Di tingkat regional, bank asal Malaysia, CIMB Niaga dan Maybank serta United Overseas Bank (UOB) asal Singapura juga terlibat dalam sindikasi tersebut. Menurut Koordinator Perkumpulan Aksi Ekologi dan Emansipasi Rakyat Pius Ginting, hal itu kontras dengan kebijakan pengurangan pembiayaan sektor batu bara, seperti yang dilakukan oleh CIMB Niaga baru-baru ini. 

“Keputusan CIMB untuk tetap membiayai Adaro sangat bertolak belakang dengan komitmennya untuk mengurangi aset produktif pada sektor batu bara”, ujar Pius. 

“Banyaknya lembaga keuangan berbasis Malaysia dan Singapura yang berikan dukungan keuangan bagi industri batu bara adalah ironi. Sebagai negara yang terpengaruh oleh kejadian asap dan badai, kegiatan investasi pendanaan di Malaysia dan Singapura merugikan rakyatnya dan juga merugikan rakyat Indonesia yang rentan bencana terkait perubahan iklim”, tegas Pius. 

Tidak hanya bank BUMN dan bank regional yang tidak konsisten dengan komitmennya, bank asal Inggris, Standard Chartered dan HSBC juga terlibat dalam sindikasi bank tersebut. Meskipun Standard Chartered mengaku telah memiliki kebijakan pembiayaan batu bara, namun Standard Chartered tetap terlibat dalam pembiayaan PT Adaro Energy. Menurut gerakan, hal tersebut menunjukan betapa lemahnya kebijakan batu bara yang diusung oleh Standard Chartered. 

“Slogan Standard Chartered, ‘Here For Good’ tidak berarti apa-apa jika Standard Chartered terus membiayai perusahaan batu bara yang bisnisnya dapat memperburuk perubahan iklim global," kata Binbin Mariana dari Indonesia Energy Finance Campaigner dari Market Forces. 

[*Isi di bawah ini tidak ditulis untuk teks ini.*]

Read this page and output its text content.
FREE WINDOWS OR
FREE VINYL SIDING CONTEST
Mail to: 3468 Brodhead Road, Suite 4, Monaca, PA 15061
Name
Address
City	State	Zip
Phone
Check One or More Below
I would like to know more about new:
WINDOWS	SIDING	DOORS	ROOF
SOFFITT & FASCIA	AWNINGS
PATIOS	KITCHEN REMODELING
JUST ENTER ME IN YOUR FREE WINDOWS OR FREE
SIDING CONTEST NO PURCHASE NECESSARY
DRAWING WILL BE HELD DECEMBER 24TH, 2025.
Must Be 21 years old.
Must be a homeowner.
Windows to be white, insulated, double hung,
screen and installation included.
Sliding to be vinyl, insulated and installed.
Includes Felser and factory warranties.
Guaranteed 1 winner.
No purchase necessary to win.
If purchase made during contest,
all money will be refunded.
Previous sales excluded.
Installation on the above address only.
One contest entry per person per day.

"Bank dan investor harus memilih apakah akan membangun untuk keselamatan umat manusia atau menyelamatkan elite batu bara. Kami menunggu komitmen institusi keuangan dan para investor untuk segera berhenti mendanai energi fosil,” tutup Indonesia Team Leader 350.org, Sisilia Nurmala Dewi.